- Born: 3 March 1909 Basel, Switzerland
- Died: 28 July 1978 (aged 69) Basel, Switzerland
- Occupations: Composer, pianist, conductor

= Hans Vogt (conductor) =

Swiss composer and conductor

Hans Vogt (3 March 1909 – 28 July 1978) was a Swiss composer, pianist, and conductor. He worked at Radio Basel from 1942, eventually serving as head of its music department.
== Biography ==
Vogt was born in Basel to Emil Vogt, a schoolteacher and choir conductor, and Anna Rosa née Vogt. He was the brother of the archaeologist Emil Vogt.
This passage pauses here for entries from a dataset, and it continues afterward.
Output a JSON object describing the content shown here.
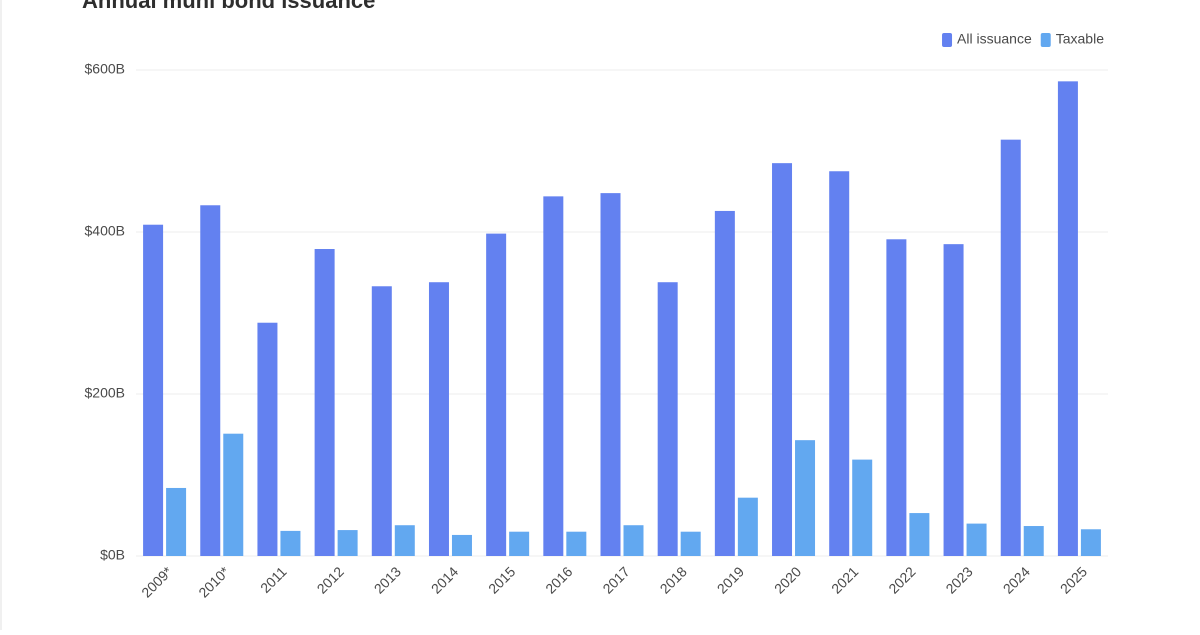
{
  "chart_data": {
    "type": "bar",
    "title": "Annual muni bond issuance",
    "categories": [
      "2009*",
      "2010*",
      "2011",
      "2012",
      "2013",
      "2014",
      "2015",
      "2016",
      "2017",
      "2018",
      "2019",
      "2020",
      "2021",
      "2022",
      "2023",
      "2024",
      "2025"
    ],
    "series": [
      {
        "name": "All issuance",
        "color": "#6381f0",
        "values": [
          409,
          433,
          288,
          379,
          333,
          338,
          398,
          444,
          448,
          338,
          426,
          485,
          475,
          391,
          385,
          514,
          586
        ]
      },
      {
        "name": "Taxable",
        "color": "#62a8f0",
        "values": [
          84,
          151,
          31,
          32,
          38,
          26,
          30,
          30,
          38,
          30,
          72,
          143,
          119,
          53,
          40,
          37,
          33
        ]
      }
    ],
    "ylim": [
      0,
      600
    ],
    "yticks": [
      {
        "value": 0,
        "label": "$0B"
      },
      {
        "value": 200,
        "label": "$200B"
      },
      {
        "value": 400,
        "label": "$400B"
      },
      {
        "value": 600,
        "label": "$600B"
      }
    ],
    "grid": true,
    "legend": "top-right"
  }
}
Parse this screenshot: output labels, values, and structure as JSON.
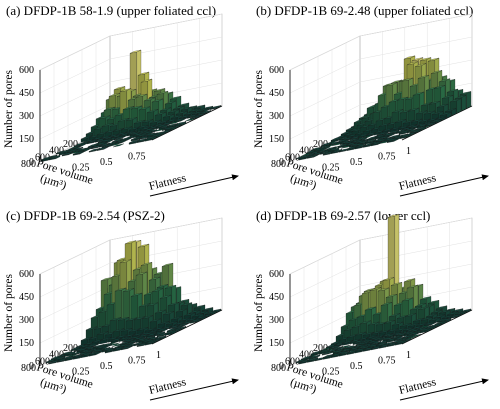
{
  "colors": {
    "floor_dark": "#0b4a36",
    "bar_low": "#123f3a",
    "bar_mid": "#2f7a4f",
    "bar_high": "#cfd35a",
    "bar_peak": "#e8e37a",
    "arrow": "#000000"
  },
  "chart_data": [
    {
      "type": "bar3d",
      "title": "(a) DFDP-1B 58-1.9 (upper foliated ccl)",
      "zlabel": "Number of pores",
      "xlabel": "Pore volume (µm³)",
      "ylabel": "Flatness",
      "z_ticks": [
        "0",
        "150",
        "300",
        "450",
        "600"
      ],
      "x_ticks": [
        "200",
        "400",
        "600",
        "800"
      ],
      "y_ticks": [
        "0.25",
        "0.5",
        "0.75"
      ],
      "zlim": [
        0,
        600
      ],
      "peak_value": 470,
      "peak_at": {
        "pore_volume": 60,
        "flatness": 0.28
      },
      "ridge_max": 270
    },
    {
      "type": "bar3d",
      "title": "(b) DFDP-1B 69-2.48 (upper foliated ccl)",
      "zlabel": "Number of pores",
      "xlabel": "Pore volume (µm³)",
      "ylabel": "Flatness",
      "z_ticks": [
        "0",
        "150",
        "300",
        "450",
        "600"
      ],
      "x_ticks": [
        "200",
        "400",
        "600",
        "800"
      ],
      "y_ticks": [
        "0.25",
        "0.5",
        "0.75",
        "1"
      ],
      "zlim": [
        0,
        600
      ],
      "peak_value": 380,
      "peak_at": {
        "pore_volume": 60,
        "flatness": 0.55
      },
      "ridge_max": 380
    },
    {
      "type": "bar3d",
      "title": "(c) DFDP-1B 69-2.54 (PSZ-2)",
      "zlabel": "Number of pores",
      "xlabel": "Pore volume (µm³)",
      "ylabel": "Flatness",
      "z_ticks": [
        "0",
        "150",
        "300",
        "450",
        "600"
      ],
      "x_ticks": [
        "200",
        "400",
        "600",
        "800"
      ],
      "y_ticks": [
        "0.25",
        "0.5",
        "0.75",
        "1"
      ],
      "zlim": [
        0,
        600
      ],
      "peak_value": 560,
      "peak_at": {
        "pore_volume": 60,
        "flatness": 0.28
      },
      "ridge_max": 520
    },
    {
      "type": "bar3d",
      "title": "(d) DFDP-1B 69-2.57 (lower ccl)",
      "zlabel": "Number of pores",
      "xlabel": "Pore volume (µm³)",
      "ylabel": "Flatness",
      "z_ticks": [
        "0",
        "150",
        "300",
        "450",
        "600"
      ],
      "x_ticks": [
        "200",
        "400",
        "600",
        "800"
      ],
      "y_ticks": [
        "0.25",
        "0.5",
        "0.75",
        "1"
      ],
      "zlim": [
        0,
        600
      ],
      "peak_value": 720,
      "peak_at": {
        "pore_volume": 60,
        "flatness": 0.3
      },
      "ridge_max": 340
    }
  ]
}
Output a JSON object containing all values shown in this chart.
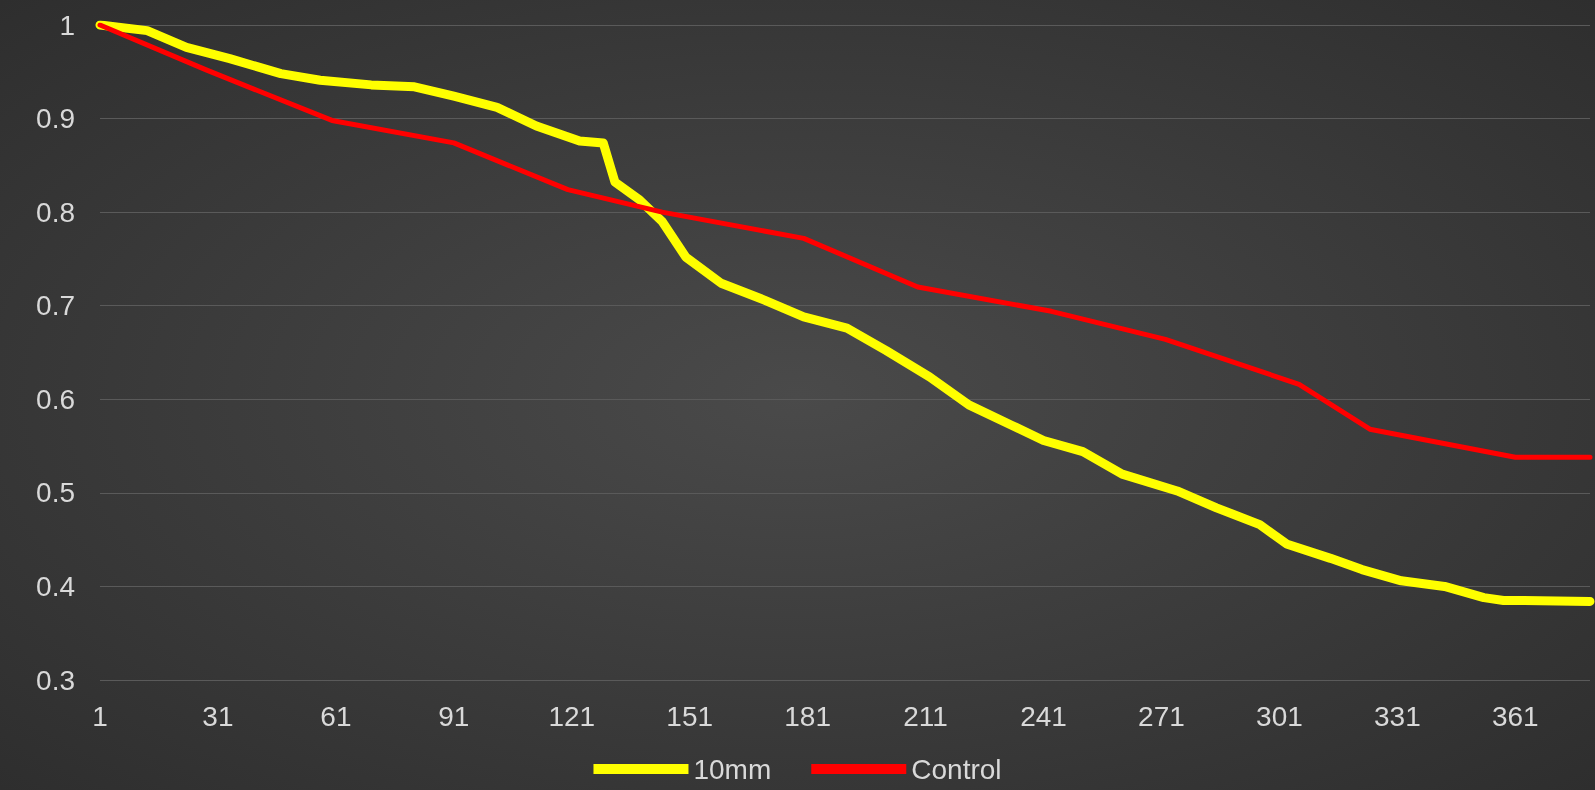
{
  "chart_data": {
    "type": "line",
    "xlim": [
      1,
      380
    ],
    "xticks": [
      1,
      31,
      61,
      91,
      121,
      151,
      181,
      211,
      241,
      271,
      301,
      331,
      361
    ],
    "ylim": [
      0.3,
      1
    ],
    "yticks": [
      0.3,
      0.4,
      0.5,
      0.6,
      0.7,
      0.8,
      0.9,
      1
    ],
    "grid": "y",
    "legend": "bottom",
    "marker": "none",
    "line_style": "solid",
    "series": [
      {
        "name": "10mm",
        "color": "#ffff00",
        "x": [
          1,
          13,
          23,
          34,
          47,
          57,
          70,
          81,
          91,
          102,
          112,
          123,
          129,
          132,
          138,
          144,
          150,
          159,
          170,
          180,
          191,
          201,
          212,
          222,
          233,
          241,
          251,
          261,
          275,
          285,
          296,
          303,
          314,
          322,
          332,
          343,
          353,
          358,
          361,
          380
        ],
        "values": [
          1.0,
          0.994,
          0.976,
          0.964,
          0.948,
          0.941,
          0.936,
          0.934,
          0.924,
          0.912,
          0.892,
          0.876,
          0.874,
          0.832,
          0.814,
          0.79,
          0.752,
          0.724,
          0.706,
          0.688,
          0.676,
          0.652,
          0.624,
          0.594,
          0.572,
          0.556,
          0.544,
          0.52,
          0.502,
          0.484,
          0.466,
          0.445,
          0.43,
          0.418,
          0.406,
          0.4,
          0.388,
          0.385,
          0.385,
          0.384
        ]
      },
      {
        "name": "Control",
        "color": "#ff0000",
        "x": [
          1,
          28,
          60,
          91,
          120,
          144,
          180,
          209,
          243,
          272,
          306,
          324,
          361,
          380
        ],
        "values": [
          1.0,
          0.952,
          0.898,
          0.874,
          0.824,
          0.8,
          0.772,
          0.72,
          0.694,
          0.664,
          0.616,
          0.568,
          0.538,
          0.538
        ]
      }
    ]
  }
}
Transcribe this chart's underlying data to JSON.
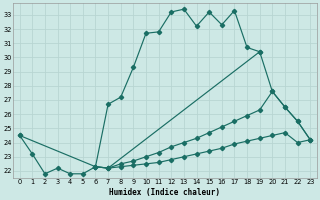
{
  "xlabel": "Humidex (Indice chaleur)",
  "bg_color": "#cde8e5",
  "grid_color": "#b8d5d2",
  "line_color": "#1a6e64",
  "xlim": [
    -0.5,
    23.5
  ],
  "ylim": [
    21.5,
    33.8
  ],
  "xticks": [
    0,
    1,
    2,
    3,
    4,
    5,
    6,
    7,
    8,
    9,
    10,
    11,
    12,
    13,
    14,
    15,
    16,
    17,
    18,
    19,
    20,
    21,
    22,
    23
  ],
  "yticks": [
    22,
    23,
    24,
    25,
    26,
    27,
    28,
    29,
    30,
    31,
    32,
    33
  ],
  "curve1_x": [
    0,
    1,
    2,
    3,
    4,
    5,
    6,
    7,
    8,
    9,
    10,
    11,
    12,
    13,
    14,
    15,
    16,
    17,
    18,
    19
  ],
  "curve1_y": [
    24.5,
    23.2,
    21.8,
    22.2,
    21.8,
    21.8,
    22.3,
    26.7,
    27.2,
    29.3,
    31.7,
    31.8,
    33.2,
    33.4,
    32.2,
    33.2,
    32.3,
    33.3,
    30.7,
    30.4
  ],
  "curve2_x": [
    0,
    6,
    7,
    19,
    20,
    21,
    22,
    23
  ],
  "curve2_y": [
    24.5,
    22.3,
    22.2,
    30.4,
    27.6,
    26.5,
    25.5,
    24.2
  ],
  "curve3_x": [
    6,
    7,
    8,
    9,
    10,
    11,
    12,
    13,
    14,
    15,
    16,
    17,
    18,
    19,
    20,
    21,
    22,
    23
  ],
  "curve3_y": [
    22.3,
    22.2,
    22.3,
    22.4,
    22.5,
    22.6,
    22.8,
    23.0,
    23.2,
    23.4,
    23.6,
    23.9,
    24.1,
    24.3,
    24.5,
    24.7,
    24.0,
    24.2
  ],
  "curve3b_x": [
    6,
    7,
    8,
    9,
    10,
    11,
    12,
    13,
    14,
    15,
    16,
    17,
    18,
    19,
    20,
    21,
    22,
    23
  ],
  "curve3b_y": [
    22.3,
    22.2,
    22.5,
    22.7,
    23.0,
    23.3,
    23.7,
    24.0,
    24.3,
    24.7,
    25.1,
    25.5,
    25.9,
    26.3,
    27.6,
    26.5,
    25.5,
    24.2
  ]
}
On the advice of his relative Hermann Suter, he studied at the Basel Conservatory from 1928, earning a piano virtuosity diploma in 1931 and a teaching diploma in singing and music in 1932. He also took conducting lessons with Felix Weingartner and composition lessons with Otto Rippl, and spent a year studying in Paris. In 1941, he married Johanna Frieda Frey, daughter of Johann Jakob Frey.
== Career ==
Vogt worked as a composer, pianist, and conductor at Radio Basel from 1942, becoming a full-time employee in 1953. He served as deputy head (1958) and then head (1966) of the music department. He was also a piano teacher at the Basel Conservatory from 1946 to 1953.
== Works ==

- Pianistische Grundbegriffe, 1949.
== Bibliography ==

- DMS, pp. 386–387.
- Hans Vogt, geboren 3. März 1909, 1972 (list of works).
- Fonds Hans Vogt, University Library of Basel (UBB).